Make sure that in the days leading up to the conference you post some tweets letting followers know that you will be attending the conference and will be live tweeting.  Include the conference hashtag in these tweets as well as a link to the conference website if available.  By tweeting early in this manner you provide the opportunity for any of your Twitter followers to plan to follow your tweets from the conference.

2. Be prepared

I have a preconference ritual of charging and checking the device/s that I intend to tweet from.  But I always take a charger just in case. I also ensure that keystroke noises on my devices are set to silent.  Many people find the constant ‘pebble clacking’ noise of keystrokes on the iPad or iPhone very distracting.

3. Use an app

It has to be said that the native Twitter apps and website are not ideal for live tweeting.  I prefer to use one of a range of applications that enable you to better organise and monitor multiple Twitter timelines.  Currently I most often utilise the HootSuite application for the iPad.  This app allows me to view not only the timeline for the conference hashtag but also timelines for mentions of my account and direct messages, all at the same time.

4. Be courteous

I teach my children that social networks are just like any physical public space and therefore we need to behave accordingly.  Before critiquing a presenters work via Twitter, ask yourself is this something I would be prepared to say in public, is this something I would be prepared to say to the presenters face.

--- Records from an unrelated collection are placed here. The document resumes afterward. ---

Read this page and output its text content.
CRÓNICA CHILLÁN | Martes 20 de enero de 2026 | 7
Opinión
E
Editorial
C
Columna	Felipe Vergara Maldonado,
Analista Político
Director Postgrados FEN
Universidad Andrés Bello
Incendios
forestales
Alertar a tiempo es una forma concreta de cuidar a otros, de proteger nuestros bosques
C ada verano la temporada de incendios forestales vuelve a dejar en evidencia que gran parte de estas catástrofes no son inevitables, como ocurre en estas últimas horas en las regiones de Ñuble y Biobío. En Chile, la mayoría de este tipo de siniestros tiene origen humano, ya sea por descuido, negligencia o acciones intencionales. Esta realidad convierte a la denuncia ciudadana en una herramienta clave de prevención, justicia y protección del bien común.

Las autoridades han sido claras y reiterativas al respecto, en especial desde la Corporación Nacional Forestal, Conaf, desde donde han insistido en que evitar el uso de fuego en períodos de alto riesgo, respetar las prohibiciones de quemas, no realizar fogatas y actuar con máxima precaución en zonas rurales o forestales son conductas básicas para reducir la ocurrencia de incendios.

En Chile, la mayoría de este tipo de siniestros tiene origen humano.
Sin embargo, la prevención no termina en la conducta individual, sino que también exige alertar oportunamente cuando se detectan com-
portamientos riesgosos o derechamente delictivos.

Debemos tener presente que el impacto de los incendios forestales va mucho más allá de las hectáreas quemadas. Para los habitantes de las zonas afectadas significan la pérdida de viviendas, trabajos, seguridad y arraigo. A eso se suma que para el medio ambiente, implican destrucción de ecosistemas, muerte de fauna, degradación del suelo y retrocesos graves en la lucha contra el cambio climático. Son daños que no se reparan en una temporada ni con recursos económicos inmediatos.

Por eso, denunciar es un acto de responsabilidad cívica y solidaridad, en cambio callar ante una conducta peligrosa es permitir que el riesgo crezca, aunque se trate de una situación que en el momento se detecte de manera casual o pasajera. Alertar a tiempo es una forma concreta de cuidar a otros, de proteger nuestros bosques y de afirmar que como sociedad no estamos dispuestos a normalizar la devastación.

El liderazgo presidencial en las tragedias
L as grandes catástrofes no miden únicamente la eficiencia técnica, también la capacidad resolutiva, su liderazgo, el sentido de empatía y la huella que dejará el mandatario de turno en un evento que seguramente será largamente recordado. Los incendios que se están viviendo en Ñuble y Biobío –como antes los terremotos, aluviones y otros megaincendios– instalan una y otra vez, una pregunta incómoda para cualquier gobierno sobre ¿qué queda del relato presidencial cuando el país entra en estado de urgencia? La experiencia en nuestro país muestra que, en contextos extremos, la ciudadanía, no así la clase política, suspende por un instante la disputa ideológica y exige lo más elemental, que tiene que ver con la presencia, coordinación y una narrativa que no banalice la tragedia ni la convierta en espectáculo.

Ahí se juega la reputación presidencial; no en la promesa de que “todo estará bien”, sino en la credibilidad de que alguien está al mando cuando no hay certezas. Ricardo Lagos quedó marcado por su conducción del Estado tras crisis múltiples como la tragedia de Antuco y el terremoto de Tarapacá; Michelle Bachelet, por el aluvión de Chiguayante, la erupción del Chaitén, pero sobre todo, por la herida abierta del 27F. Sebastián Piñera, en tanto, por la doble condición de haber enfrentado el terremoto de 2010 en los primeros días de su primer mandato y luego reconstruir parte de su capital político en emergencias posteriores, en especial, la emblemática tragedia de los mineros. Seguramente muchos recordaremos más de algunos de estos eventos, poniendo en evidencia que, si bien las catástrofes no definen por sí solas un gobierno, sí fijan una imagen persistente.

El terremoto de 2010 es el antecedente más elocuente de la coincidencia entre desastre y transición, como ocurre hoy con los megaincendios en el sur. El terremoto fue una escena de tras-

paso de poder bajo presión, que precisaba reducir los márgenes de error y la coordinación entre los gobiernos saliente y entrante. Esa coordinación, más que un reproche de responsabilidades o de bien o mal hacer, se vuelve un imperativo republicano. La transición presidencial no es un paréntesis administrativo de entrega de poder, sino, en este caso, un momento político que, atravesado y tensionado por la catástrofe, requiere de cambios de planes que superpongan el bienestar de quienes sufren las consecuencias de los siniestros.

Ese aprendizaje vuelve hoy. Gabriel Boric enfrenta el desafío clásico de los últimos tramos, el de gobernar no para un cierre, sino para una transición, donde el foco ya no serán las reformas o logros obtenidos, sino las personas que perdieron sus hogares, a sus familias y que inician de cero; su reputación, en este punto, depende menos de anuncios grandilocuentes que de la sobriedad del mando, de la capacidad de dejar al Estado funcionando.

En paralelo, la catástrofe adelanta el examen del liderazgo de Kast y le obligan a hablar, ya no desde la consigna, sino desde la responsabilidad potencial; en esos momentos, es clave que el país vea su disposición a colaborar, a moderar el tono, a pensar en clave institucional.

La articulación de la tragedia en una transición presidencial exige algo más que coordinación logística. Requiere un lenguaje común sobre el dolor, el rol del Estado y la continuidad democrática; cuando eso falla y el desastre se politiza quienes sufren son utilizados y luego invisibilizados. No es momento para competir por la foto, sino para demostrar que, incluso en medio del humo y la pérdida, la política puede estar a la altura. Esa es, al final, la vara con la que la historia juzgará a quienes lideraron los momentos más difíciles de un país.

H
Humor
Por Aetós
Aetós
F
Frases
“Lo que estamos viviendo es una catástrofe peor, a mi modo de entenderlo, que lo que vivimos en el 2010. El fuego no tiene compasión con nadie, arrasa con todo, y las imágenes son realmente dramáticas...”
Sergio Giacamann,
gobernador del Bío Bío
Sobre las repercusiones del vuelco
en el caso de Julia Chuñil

5. A formula for live conference tweeting

One of the biggest challenges regarding live conference tweeting is capturing reams of information coming at you at the rate of speech and conveying this in a stream of posts of 140 characters or less.  Each post should ideally contain both the conference hashtag as well as some form of attribution, identifying who has imparted the information in the first place.  Over the course of time I have developed a formulaic practice that has helped me to increase the speed by which I can record and tweet information.

  • Whenever a new presenter commences speaking I introduce them to my twitter audience (e.g. Prof. Citizen about to speak about injecting practices #AODconf)
  •  I then copy both the last name of the presenter and the conference hashtag onto my clipboard (e.g. Citizen #AODconf)
  •  I then simply paste this content into a new tweet saving me the time of having to repeatedly having to type the conference hashtag and presenters name. (e.g. We need to continue to research injecting practices in different cultures – Citizen #AODconf )

6. If your device has a camera then use it

Presenters sometimes out a great amount of effort into their slides.  The may present a fantastic quote that you cannot fit into a tweet or it may be a great infographic or other visual representation of what they are talking about.  Capturing this in a photograph and tweeting it can enhance your followers experience of the conference twitter timeline.

7.  Talk to people

The key word in social networks is social, so don’t forget to talk to people. Encourage your audience to ask questions and remember to ask questions of other delegates tweeting from the conference.